Arte digital ganha maioridade com primeiro museu dos NFTs
Na instituição em Seattle, arte se 'liberta' dos quadros físicos — e volta à parede
Para muitas pessoas, a palavra museu ainda remete a cheiro de naftalina e poeira acumulada. Essa imagem, porém, é um equívoco moldado pelo senso comum — e está prestes a ficar ainda mais ultrapassada. Desde a quinta-feira 27, a cidade de Seattle, na Costa Oeste dos Estados Unidos, abriga a instituição que se proclama como o primeiro museu do mundo voltado para a criptoarte — a chamada “arte do futuro”, que é consumida digitalmente e comercializada em criptomoedas.

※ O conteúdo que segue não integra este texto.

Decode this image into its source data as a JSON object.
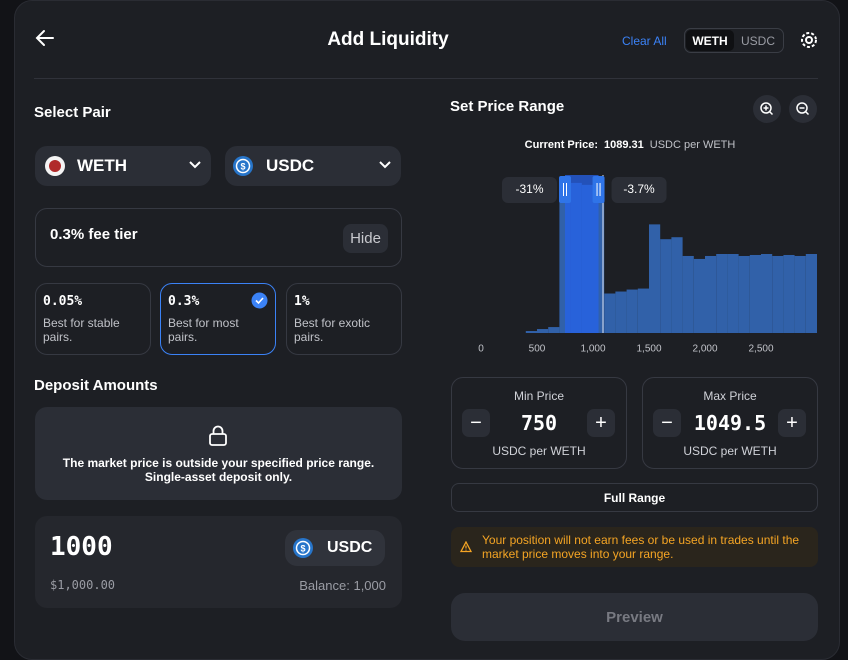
{
  "header": {
    "title": "Add Liquidity",
    "clear_all": "Clear All",
    "tokens": [
      "WETH",
      "USDC"
    ]
  },
  "pair": {
    "title": "Select Pair",
    "token_a": "WETH",
    "token_b": "USDC",
    "fee_tier": "0.3% fee tier",
    "hide": "Hide",
    "tiers": [
      {
        "fee": "0.05%",
        "description": "Best for stable pairs."
      },
      {
        "fee": "0.3%",
        "description": "Best for most pairs."
      },
      {
        "fee": "1%",
        "description": "Best for exotic pairs."
      }
    ]
  },
  "deposit": {
    "title": "Deposit Amounts",
    "notice": "The market price is outside your specified price range. Single-asset deposit only.",
    "amount": "1000",
    "token": "USDC",
    "usd": "$1,000.00",
    "balance": "Balance: 1,000"
  },
  "chart_data": {
    "type": "histogram",
    "title": "Set Price Range",
    "current_label": "Current Price:",
    "current_price": 1089.31,
    "unit": "USDC per WETH",
    "bins": [
      400,
      500,
      600,
      700,
      800,
      900,
      1000,
      1100,
      1200,
      1300,
      1400,
      1500,
      1600,
      1700,
      1800,
      1900,
      2000,
      2100,
      2200,
      2300,
      2400,
      2500,
      2600,
      2700,
      2800,
      2900,
      3000
    ],
    "values": [
      2,
      4,
      6,
      150,
      152,
      150,
      155,
      40,
      42,
      44,
      45,
      110,
      95,
      97,
      78,
      75,
      78,
      80,
      80,
      78,
      79,
      80,
      78,
      79,
      78,
      80
    ],
    "color": "#3161a9",
    "xlim": [
      0,
      3000
    ],
    "ylim": [
      0,
      160
    ],
    "xticks": [
      0,
      500,
      {
        "value": 1000,
        "label": "1,000"
      },
      {
        "value": 1500,
        "label": "1,500"
      },
      {
        "value": 2000,
        "label": "2,000"
      },
      {
        "value": 2500,
        "label": "2,500"
      }
    ],
    "range_min": 750,
    "range_max": 1049.5,
    "min_change": "-31%",
    "max_change": "-3.7%",
    "min_title": "Min Price",
    "max_title": "Max Price"
  },
  "actions": {
    "full_range": "Full Range",
    "warning": "Your position will not earn fees or be used in trades until the market price moves into your range.",
    "preview": "Preview"
  }
}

Batizada de Seattle NFT Museum, a instituição exibe em telas de alta definição o trabalho de artistas que passaram longe das tintas e pincéis, proporcionando aos visitantes uma experiência física e coletiva de contemplação de obras até então vistas apenas através da tela de um computador ou smartphone. “É uma coisa diferente, mas ao mesmo tempo muito familiar. Os visitantes vivem a experiência completa de um museu, assim como em qualquer outro tipo de arte”, explicou a VEJA Jennifer Wong, uma das fundadoras da instituição.

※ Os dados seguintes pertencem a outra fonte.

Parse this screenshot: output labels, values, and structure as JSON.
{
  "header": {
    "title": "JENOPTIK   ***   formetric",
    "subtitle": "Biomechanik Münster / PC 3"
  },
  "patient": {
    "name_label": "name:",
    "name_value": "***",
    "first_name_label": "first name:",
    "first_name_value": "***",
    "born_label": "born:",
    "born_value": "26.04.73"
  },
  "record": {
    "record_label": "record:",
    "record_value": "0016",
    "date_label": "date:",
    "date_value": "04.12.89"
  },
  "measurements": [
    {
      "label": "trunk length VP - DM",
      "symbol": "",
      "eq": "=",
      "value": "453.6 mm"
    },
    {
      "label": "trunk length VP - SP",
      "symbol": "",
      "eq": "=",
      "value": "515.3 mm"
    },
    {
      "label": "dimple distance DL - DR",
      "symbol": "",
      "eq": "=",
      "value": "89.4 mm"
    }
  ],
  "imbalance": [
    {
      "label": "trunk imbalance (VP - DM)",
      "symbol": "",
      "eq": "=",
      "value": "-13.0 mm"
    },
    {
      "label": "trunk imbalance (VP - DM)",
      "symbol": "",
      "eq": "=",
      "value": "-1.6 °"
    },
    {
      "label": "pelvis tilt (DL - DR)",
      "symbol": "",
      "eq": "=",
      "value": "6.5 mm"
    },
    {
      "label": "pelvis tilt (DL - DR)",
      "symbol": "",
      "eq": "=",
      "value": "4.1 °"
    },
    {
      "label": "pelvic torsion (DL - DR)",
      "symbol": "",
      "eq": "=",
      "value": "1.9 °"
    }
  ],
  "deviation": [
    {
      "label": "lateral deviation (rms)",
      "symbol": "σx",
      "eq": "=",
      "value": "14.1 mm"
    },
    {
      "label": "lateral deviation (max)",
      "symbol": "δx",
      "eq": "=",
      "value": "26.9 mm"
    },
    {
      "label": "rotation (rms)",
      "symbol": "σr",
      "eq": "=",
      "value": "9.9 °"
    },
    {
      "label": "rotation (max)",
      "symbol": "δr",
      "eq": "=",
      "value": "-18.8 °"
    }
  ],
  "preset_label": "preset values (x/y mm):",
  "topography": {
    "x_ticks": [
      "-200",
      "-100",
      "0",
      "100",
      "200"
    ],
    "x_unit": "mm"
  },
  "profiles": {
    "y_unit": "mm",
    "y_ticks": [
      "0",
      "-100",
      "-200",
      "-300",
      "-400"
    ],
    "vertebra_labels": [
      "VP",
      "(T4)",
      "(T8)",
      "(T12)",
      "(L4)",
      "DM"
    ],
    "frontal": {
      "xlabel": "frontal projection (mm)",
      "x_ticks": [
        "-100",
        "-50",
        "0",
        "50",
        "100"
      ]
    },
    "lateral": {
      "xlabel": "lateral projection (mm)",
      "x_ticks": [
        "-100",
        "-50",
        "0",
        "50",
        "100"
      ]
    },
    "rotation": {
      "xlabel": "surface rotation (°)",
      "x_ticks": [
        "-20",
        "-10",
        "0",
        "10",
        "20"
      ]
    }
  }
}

NFT (Fichas Não Fungíveis) 2021-2022
NFT (Fichas Não Fungíveis) 2022-2023
A novidade atesta uma tendência curiosa e com toques de ironia: nos últimos meses, os NFTs, que surgiram como uma forma de supostamente libertar os artistas das amarras físicas, certificando a autenticidade de uma obra digital e atribuindo a ela um caráter único, têm ganhado — quem diria — cada vez mais espaços físicos de exibição. Em março de 2021, a Superchief, em Nova York, abriu as portas da primeira galeria de NFTs do mundo. Nos primeiros três meses de funcionamento, mais de 300 obras foram exibidas no espaço — que, assim como o novo museu de Seattle, apresenta os trabalhos em telas gigantes ou por meio de projeções. Pouco depois, em junho, Chicago também inaugurou sua primeira galeria voltada aos NFTs. Batizado de imnotArt, o espaço tem exposições como O Novo Digital: Nascido em Chicago, que levou para os salões trabalhos de artistas locais como o rapper ProbCause, que expôs a ilustração digital Chicago Skully, inspirada na cidade de Al Capone.

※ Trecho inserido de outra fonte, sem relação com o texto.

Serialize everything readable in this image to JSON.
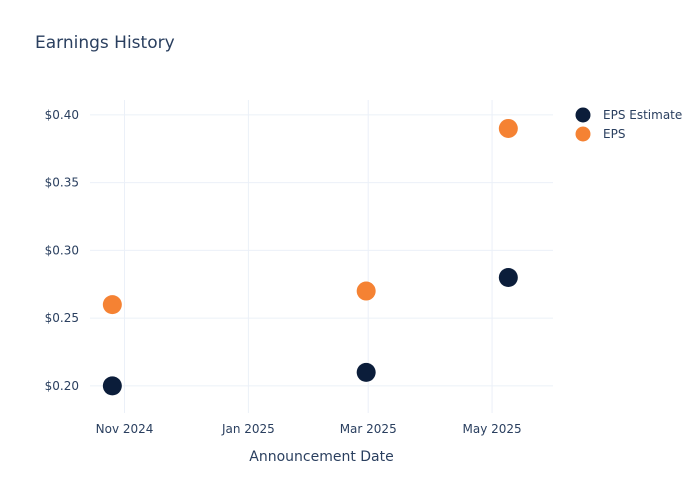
{
  "chart_data": {
    "type": "scatter",
    "title": "Earnings History",
    "xlabel": "Announcement Date",
    "ylabel": "",
    "x_tick_labels": [
      {
        "date": "2024-11-01",
        "label": "Nov 2024"
      },
      {
        "date": "2025-01-01",
        "label": "Jan 2025"
      },
      {
        "date": "2025-03-01",
        "label": "Mar 2025"
      },
      {
        "date": "2025-05-01",
        "label": "May 2025"
      }
    ],
    "y_tick_labels": [
      {
        "value": 0.2,
        "label": "$0.20"
      },
      {
        "value": 0.25,
        "label": "$0.25"
      },
      {
        "value": 0.3,
        "label": "$0.30"
      },
      {
        "value": 0.35,
        "label": "$0.35"
      },
      {
        "value": 0.4,
        "label": "$0.40"
      }
    ],
    "xlim": [
      "2024-10-15",
      "2025-05-31"
    ],
    "ylim": [
      0.18,
      0.411
    ],
    "grid": true,
    "legend_position": "top-right",
    "series": [
      {
        "name": "EPS Estimate",
        "color": "#0b1d3a",
        "points": [
          {
            "x": "2024-10-26",
            "y": 0.2
          },
          {
            "x": "2025-02-28",
            "y": 0.21
          },
          {
            "x": "2025-05-09",
            "y": 0.28
          }
        ]
      },
      {
        "name": "EPS",
        "color": "#f58233",
        "points": [
          {
            "x": "2024-10-26",
            "y": 0.26
          },
          {
            "x": "2025-02-28",
            "y": 0.27
          },
          {
            "x": "2025-05-09",
            "y": 0.39
          }
        ]
      }
    ]
  }
}
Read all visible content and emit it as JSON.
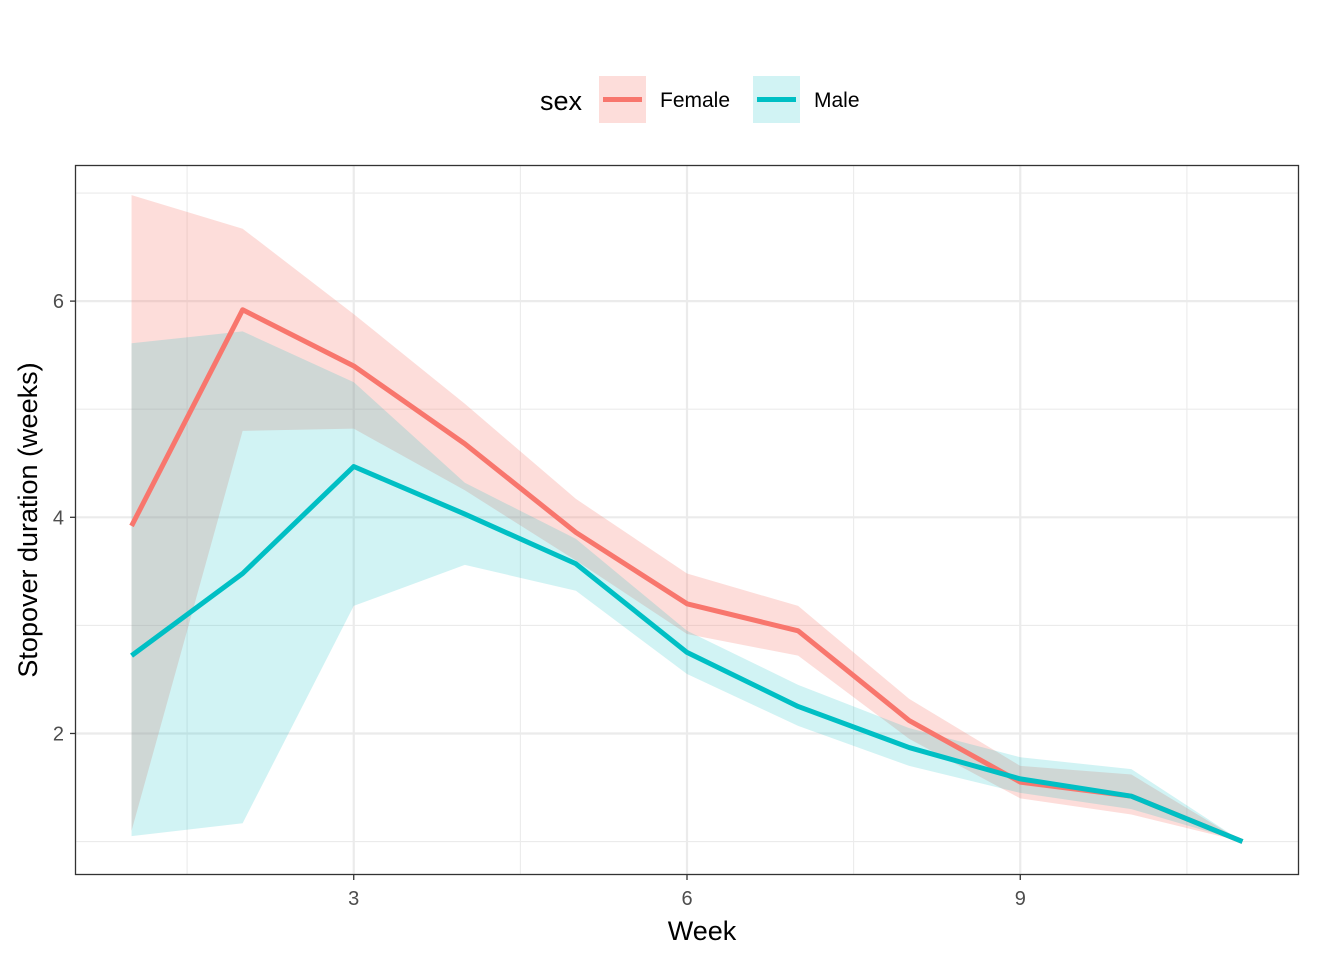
{
  "chart_data": {
    "type": "line",
    "xlabel": "Week",
    "ylabel": "Stopover duration (weeks)",
    "xlim": [
      0.5,
      11.5
    ],
    "ylim": [
      0.7,
      7.25
    ],
    "x_ticks": [
      3,
      6,
      9
    ],
    "x_tick_labels": [
      "3",
      "6",
      "9"
    ],
    "y_ticks": [
      2,
      4,
      6
    ],
    "y_tick_labels": [
      "2",
      "4",
      "6"
    ],
    "grid": true,
    "legend": {
      "title": "sex",
      "position": "top"
    },
    "x": [
      1,
      2,
      3,
      4,
      5,
      6,
      7,
      8,
      9,
      10,
      11
    ],
    "series": [
      {
        "name": "Female",
        "color": "#F8766D",
        "values": [
          3.92,
          5.92,
          5.4,
          4.68,
          3.86,
          3.2,
          2.95,
          2.12,
          1.55,
          1.42,
          1.0
        ],
        "lower": [
          1.1,
          4.8,
          4.82,
          4.25,
          3.6,
          2.92,
          2.72,
          1.95,
          1.4,
          1.25,
          1.0
        ],
        "upper": [
          6.98,
          6.67,
          5.88,
          5.05,
          4.17,
          3.48,
          3.18,
          2.32,
          1.7,
          1.62,
          1.0
        ]
      },
      {
        "name": "Male",
        "color": "#00BFC4",
        "values": [
          2.72,
          3.48,
          4.47,
          4.03,
          3.57,
          2.75,
          2.25,
          1.87,
          1.58,
          1.42,
          1.0
        ],
        "lower": [
          1.05,
          1.17,
          3.18,
          3.56,
          3.32,
          2.55,
          2.07,
          1.7,
          1.45,
          1.3,
          1.0
        ],
        "upper": [
          5.61,
          5.72,
          5.25,
          4.32,
          3.8,
          2.95,
          2.45,
          2.05,
          1.78,
          1.67,
          1.0
        ]
      }
    ]
  }
}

A explosão de galerias com esse perfil não é à toa: estima-se que no último ano os NFTs tenham movimentado, em criptomoedas, 25 bilhões de dólares em vendas — o equivalente a 137 bilhões de reais em cotação atual. O sucesso do gênero levou até a Sotheby’s, uma das casas de leilões mais tradicionais do mundo, a quebrar as barreiras entre o físico e o digital: fundada em 1744, a instituição foi a primeira do ramo a promover uma exposição física de NFTs, a mostra Nativo Digital. Idealizado pelo casal Jennifer Wong e Peter Hamilton, dois executivos do ramo tecnológico, o museu de Seattle agora adiciona a essas iniciativas um fator didático. “Logo na primeira seção de nosso espaço, há informações educacionais sobre NFTs, porque nós sentimos que informar é missão essencial de um museu”, diz Jennifer.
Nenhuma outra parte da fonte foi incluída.